Human genome--chromosome no. 19.

Chromosome 19 is short but has higher relative density of genes than other chromosomes. Increasing number of the genes coding for proteins implicated in the pathogenesis of various human diseases have been mapped on chromosome 19. Mutations of low density lipoprotein receptor (LDL-R) result in one of the most frequent mendelian inherited disorder-familial hypercholesterolemia. Mutations of insulin receptor (INSR) are causative for rare syndromes of insulin resistance and some of non insulin dependent diabetes mellitus (NIDDM). Erythropoietin receptor (EPOR) mutations are causative for rare primary familial and congenital polycythemias (PFCP). Defects of one of the largest gene in the human genome RYR 1 (ryanodine receptor gene) (> 240 kb in size) accounts for majority of malignant hyperthermia (MH) and central core disease (CCD). All these disorders represent group of receptor diseases.
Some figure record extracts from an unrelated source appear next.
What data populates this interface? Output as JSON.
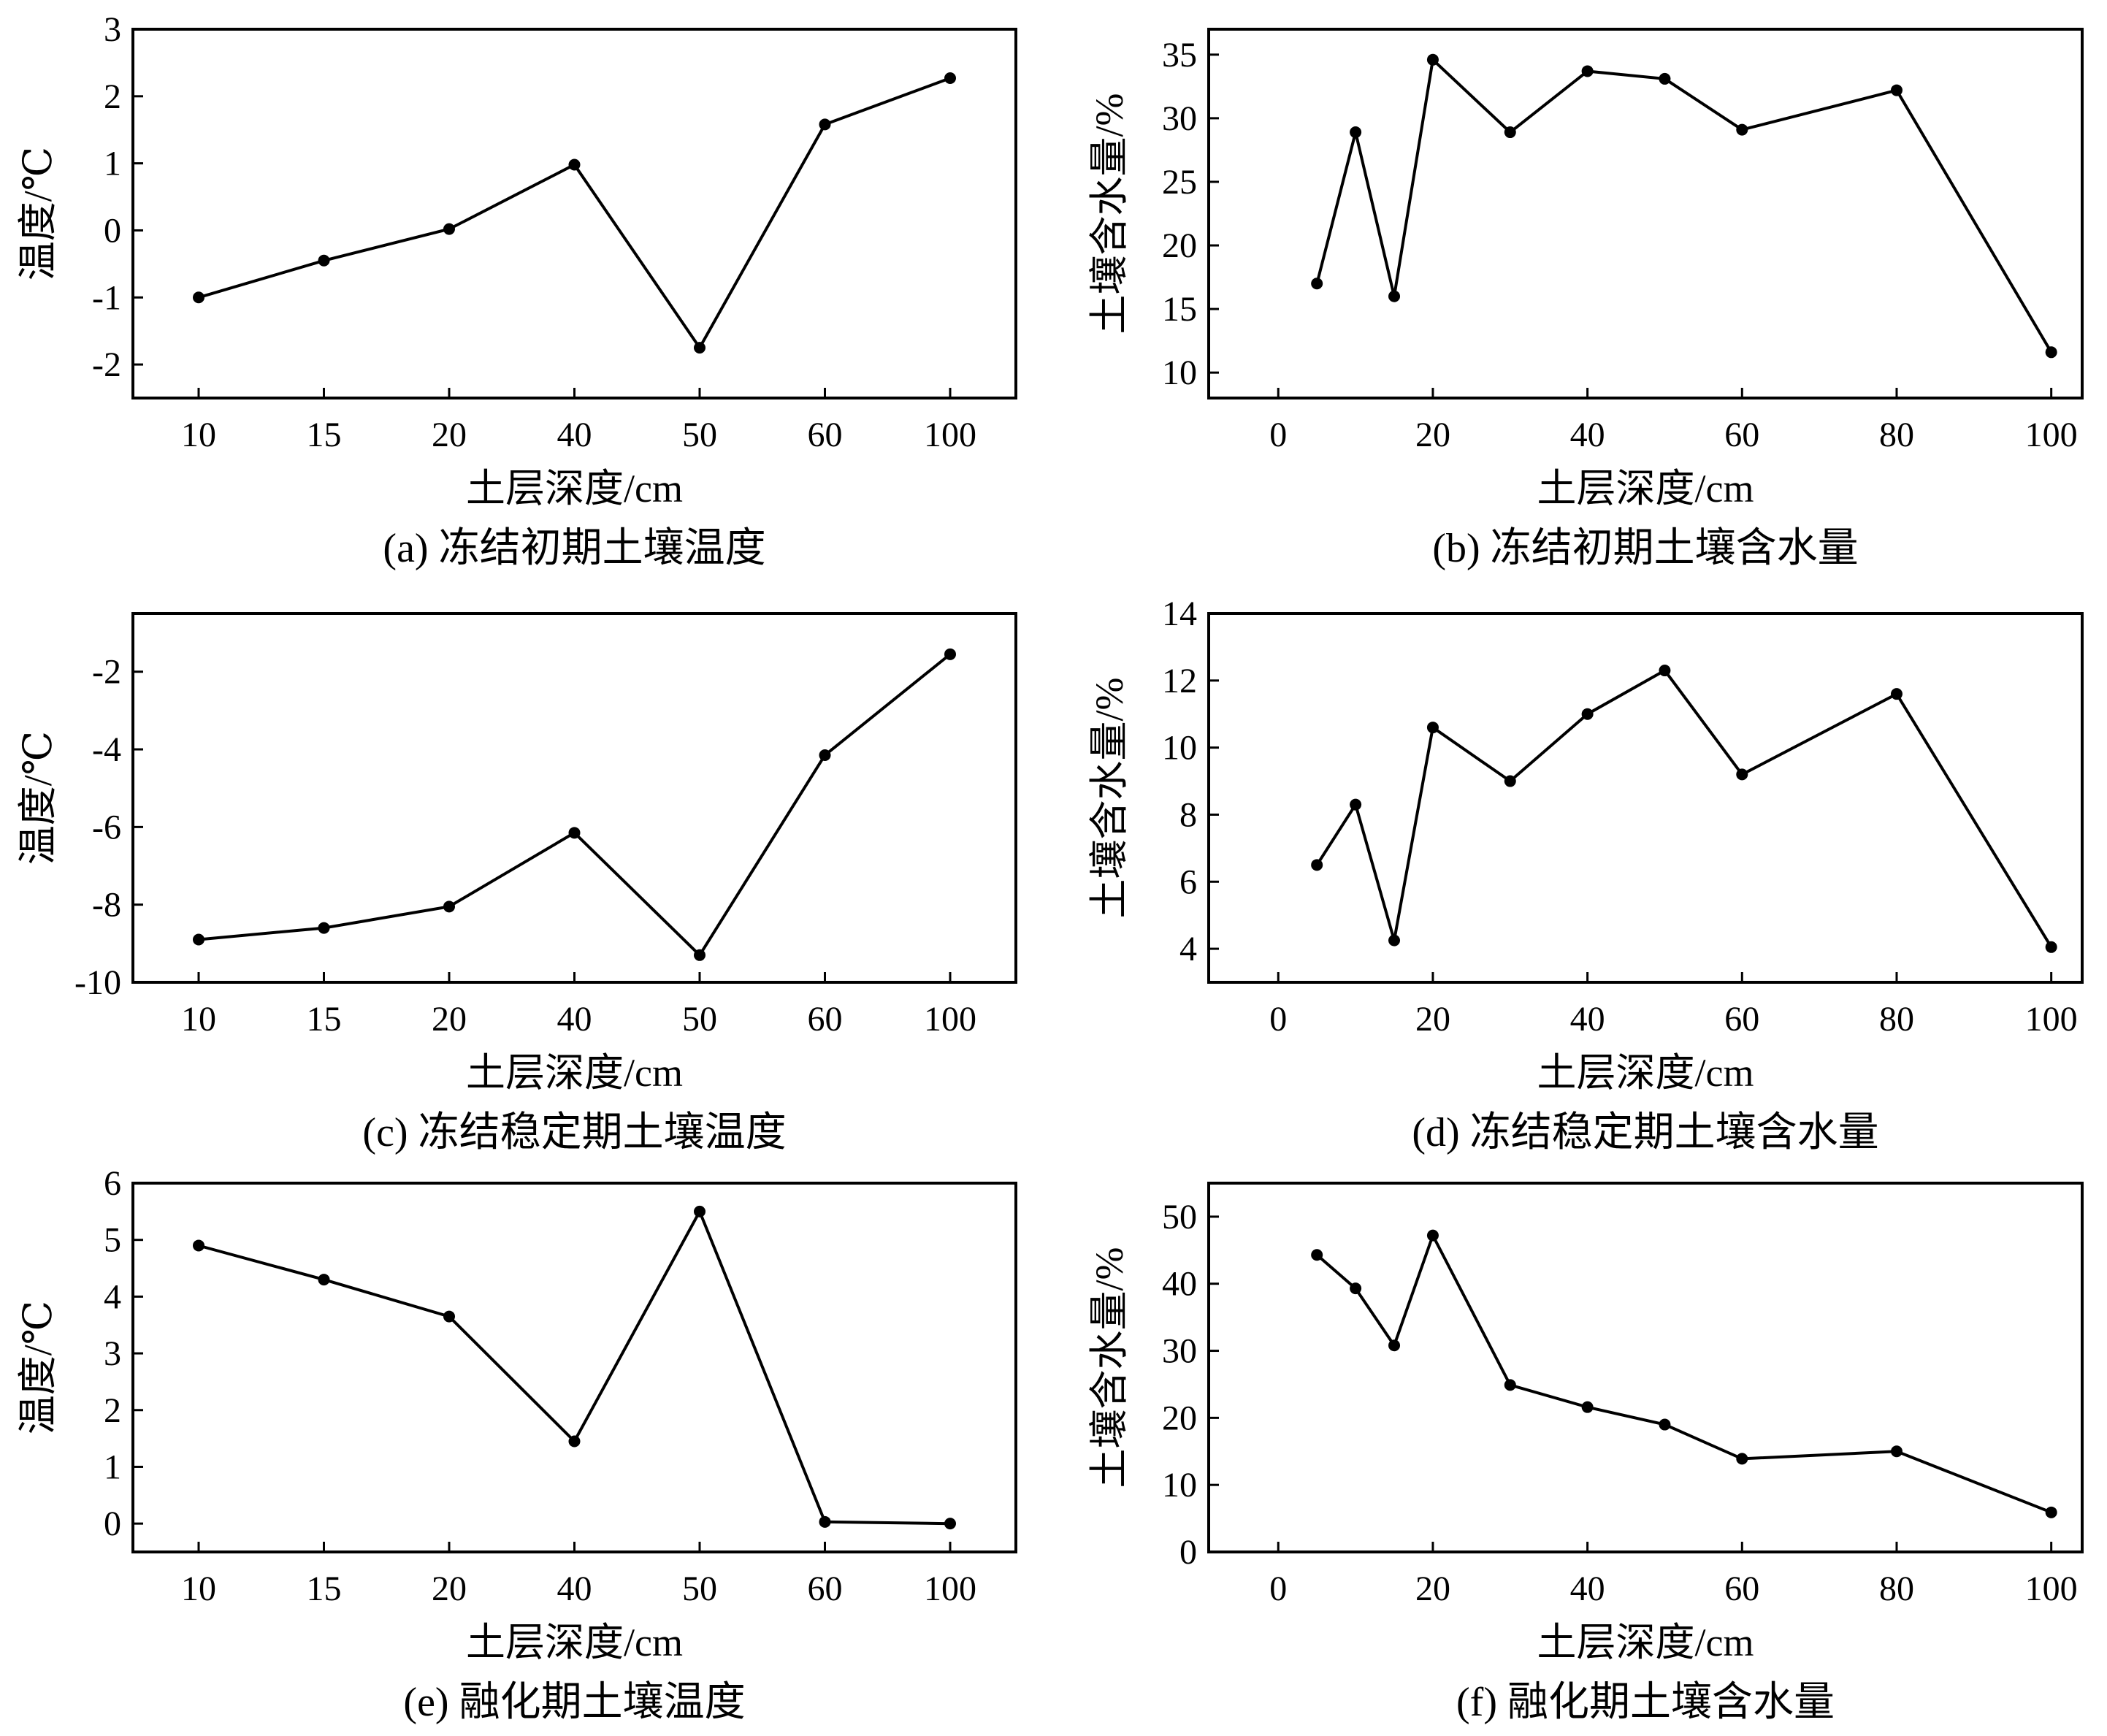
{
  "chart_data": [
    {
      "id": "a",
      "type": "line",
      "caption": "(a) 冻结初期土壤温度",
      "xlabel": "土层深度/cm",
      "ylabel": "温度/℃",
      "x_axis_kind": "categorical",
      "categories": [
        "10",
        "15",
        "20",
        "40",
        "50",
        "60",
        "100"
      ],
      "values": [
        -1.0,
        -0.45,
        0.02,
        0.98,
        -1.75,
        1.58,
        2.27
      ],
      "ylim": [
        -2.5,
        3
      ],
      "yticks": [
        -2,
        -1,
        0,
        1,
        2,
        3
      ],
      "color": "#000000"
    },
    {
      "id": "b",
      "type": "line",
      "caption": "(b) 冻结初期土壤含水量",
      "xlabel": "土层深度/cm",
      "ylabel": "土壤含水量/%",
      "x_axis_kind": "numeric",
      "x": [
        5,
        10,
        15,
        20,
        30,
        40,
        50,
        60,
        80,
        100
      ],
      "values": [
        17.0,
        28.9,
        16.0,
        34.6,
        28.9,
        33.7,
        33.1,
        29.1,
        32.2,
        11.6
      ],
      "xlim": [
        -9,
        104
      ],
      "xticks": [
        0,
        20,
        40,
        60,
        80,
        100
      ],
      "ylim": [
        8,
        37
      ],
      "yticks": [
        10,
        15,
        20,
        25,
        30,
        35
      ],
      "color": "#000000"
    },
    {
      "id": "c",
      "type": "line",
      "caption": "(c) 冻结稳定期土壤温度",
      "xlabel": "土层深度/cm",
      "ylabel": "温度/℃",
      "x_axis_kind": "categorical",
      "categories": [
        "10",
        "15",
        "20",
        "40",
        "50",
        "60",
        "100"
      ],
      "values": [
        -8.9,
        -8.6,
        -8.05,
        -6.15,
        -9.3,
        -4.15,
        -1.55
      ],
      "ylim": [
        -10,
        -0.5
      ],
      "yticks": [
        -10,
        -8,
        -6,
        -4,
        -2
      ],
      "color": "#000000"
    },
    {
      "id": "d",
      "type": "line",
      "caption": "(d) 冻结稳定期土壤含水量",
      "xlabel": "土层深度/cm",
      "ylabel": "土壤含水量/%",
      "x_axis_kind": "numeric",
      "x": [
        5,
        10,
        15,
        20,
        30,
        40,
        50,
        60,
        80,
        100
      ],
      "values": [
        6.5,
        8.3,
        4.25,
        10.6,
        9.0,
        11.0,
        12.3,
        9.2,
        11.6,
        4.05
      ],
      "xlim": [
        -9,
        104
      ],
      "xticks": [
        0,
        20,
        40,
        60,
        80,
        100
      ],
      "ylim": [
        3,
        14
      ],
      "yticks": [
        4,
        6,
        8,
        10,
        12,
        14
      ],
      "color": "#000000"
    },
    {
      "id": "e",
      "type": "line",
      "caption": "(e) 融化期土壤温度",
      "xlabel": "土层深度/cm",
      "ylabel": "温度/℃",
      "x_axis_kind": "categorical",
      "categories": [
        "10",
        "15",
        "20",
        "40",
        "50",
        "60",
        "100"
      ],
      "values": [
        4.9,
        4.3,
        3.65,
        1.45,
        5.5,
        0.03,
        0.0
      ],
      "ylim": [
        -0.5,
        6
      ],
      "yticks": [
        0,
        1,
        2,
        3,
        4,
        5,
        6
      ],
      "color": "#000000"
    },
    {
      "id": "f",
      "type": "line",
      "caption": "(f) 融化期土壤含水量",
      "xlabel": "土层深度/cm",
      "ylabel": "土壤含水量/%",
      "x_axis_kind": "numeric",
      "x": [
        5,
        10,
        15,
        20,
        30,
        40,
        50,
        60,
        80,
        100
      ],
      "values": [
        44.3,
        39.3,
        30.8,
        47.2,
        24.9,
        21.6,
        19.0,
        13.9,
        15.0,
        5.9
      ],
      "xlim": [
        -9,
        104
      ],
      "xticks": [
        0,
        20,
        40,
        60,
        80,
        100
      ],
      "ylim": [
        0,
        55
      ],
      "yticks": [
        0,
        10,
        20,
        30,
        40,
        50
      ],
      "color": "#000000"
    }
  ]
}
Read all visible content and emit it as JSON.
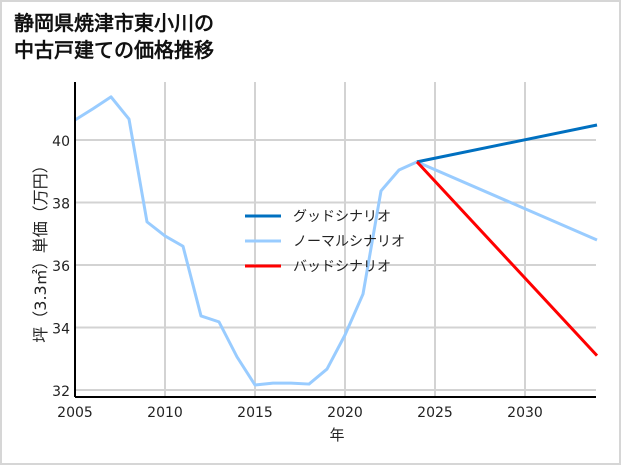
{
  "title_line1": "静岡県焼津市東小川の",
  "title_line2": "中古戸建ての価格推移",
  "chart_data": {
    "type": "line",
    "title": "静岡県焼津市東小川の中古戸建ての価格推移",
    "xlabel": "年",
    "ylabel": "坪（3.3㎡）単価（万円）",
    "xlim": [
      2005,
      2034
    ],
    "ylim": [
      31.8,
      41.8
    ],
    "xticks": [
      2005,
      2010,
      2015,
      2020,
      2025,
      2030
    ],
    "yticks": [
      32,
      34,
      36,
      38,
      40
    ],
    "grid": true,
    "legend_position": "center",
    "series": [
      {
        "name": "ノーマルシナリオ",
        "color": "#99ccff",
        "x": [
          2005,
          2006,
          2007,
          2008,
          2009,
          2010,
          2011,
          2012,
          2013,
          2014,
          2015,
          2016,
          2017,
          2018,
          2019,
          2020,
          2021,
          2022,
          2023,
          2024,
          2034
        ],
        "values": [
          40.64,
          41.0,
          41.38,
          40.67,
          37.38,
          36.93,
          36.6,
          34.37,
          34.18,
          33.06,
          32.16,
          32.22,
          32.22,
          32.19,
          32.67,
          33.76,
          35.07,
          38.37,
          39.04,
          39.3,
          36.8
        ]
      },
      {
        "name": "グッドシナリオ",
        "color": "#0070c0",
        "x": [
          2024,
          2034
        ],
        "values": [
          39.3,
          40.48
        ]
      },
      {
        "name": "バッドシナリオ",
        "color": "#ff0000",
        "x": [
          2024,
          2034
        ],
        "values": [
          39.3,
          33.1
        ]
      }
    ]
  },
  "legend": [
    {
      "label": "グッドシナリオ",
      "color": "#0070c0"
    },
    {
      "label": "ノーマルシナリオ",
      "color": "#99ccff"
    },
    {
      "label": "バッドシナリオ",
      "color": "#ff0000"
    }
  ]
}
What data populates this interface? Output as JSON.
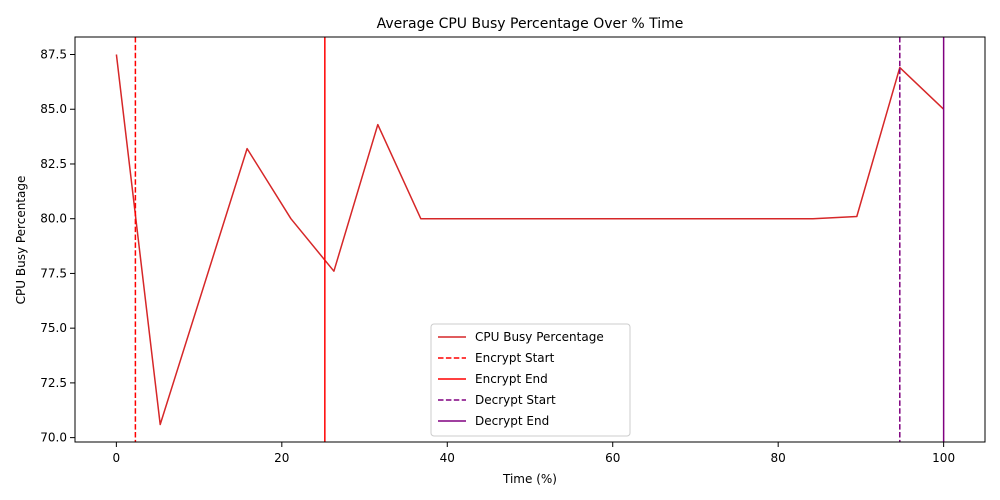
{
  "chart_data": {
    "type": "line",
    "title": "Average CPU Busy Percentage Over % Time",
    "xlabel": "Time (%)",
    "ylabel": "CPU Busy Percentage",
    "xlim": [
      -5,
      105
    ],
    "ylim": [
      69.8,
      88.3
    ],
    "x_ticks": [
      0,
      20,
      40,
      60,
      80,
      100
    ],
    "x_tick_labels": [
      "0",
      "20",
      "40",
      "60",
      "80",
      "100"
    ],
    "y_ticks": [
      70.0,
      72.5,
      75.0,
      77.5,
      80.0,
      82.5,
      85.0,
      87.5
    ],
    "y_tick_labels": [
      "70.0",
      "72.5",
      "75.0",
      "77.5",
      "80.0",
      "82.5",
      "85.0",
      "87.5"
    ],
    "grid": false,
    "legend_position": "bottom-center",
    "series": [
      {
        "name": "CPU Busy Percentage",
        "color": "#d62728",
        "x": [
          0,
          5.3,
          15.8,
          21.1,
          26.3,
          31.6,
          36.8,
          42.1,
          47.4,
          52.6,
          57.9,
          63.2,
          68.4,
          73.7,
          78.9,
          84.2,
          89.5,
          94.7,
          100
        ],
        "y": [
          87.5,
          70.6,
          83.2,
          80.0,
          77.6,
          84.3,
          80.0,
          80.0,
          80.0,
          80.0,
          80.0,
          80.0,
          80.0,
          80.0,
          80.0,
          80.0,
          80.1,
          86.9,
          85.0
        ]
      }
    ],
    "vlines": [
      {
        "name": "Encrypt Start",
        "x": 2.3,
        "color": "#ff0000",
        "style": "dashed"
      },
      {
        "name": "Encrypt End",
        "x": 25.2,
        "color": "#ff0000",
        "style": "solid"
      },
      {
        "name": "Decrypt Start",
        "x": 94.7,
        "color": "#800080",
        "style": "dashed"
      },
      {
        "name": "Decrypt End",
        "x": 100,
        "color": "#800080",
        "style": "solid"
      }
    ]
  }
}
The amplification of GCT trinucleotide repeats in myotonic dystrophy protein kinase (DMPK) gene is causative for myotonic dystrophy (DM) and represents a new class of human gene mutations: trinucleotide repeat mutations. Apolipoprotein E (APOE) locus plays a role in pathogenesis of the late onset familial Alzheimer's disease. Translocation of EA2 gene which encodes two helix-loop-helix (HLH) transcription proteins and its fusion with PBXI or hepatic leukemia factor (HLF) leads to the leukemogenesis in subgroup of ALL. Interestingly adeno-associated virus (AAV), currently widely used as vector for gene therapy has unique capability of specific integration into human chromosome 19q.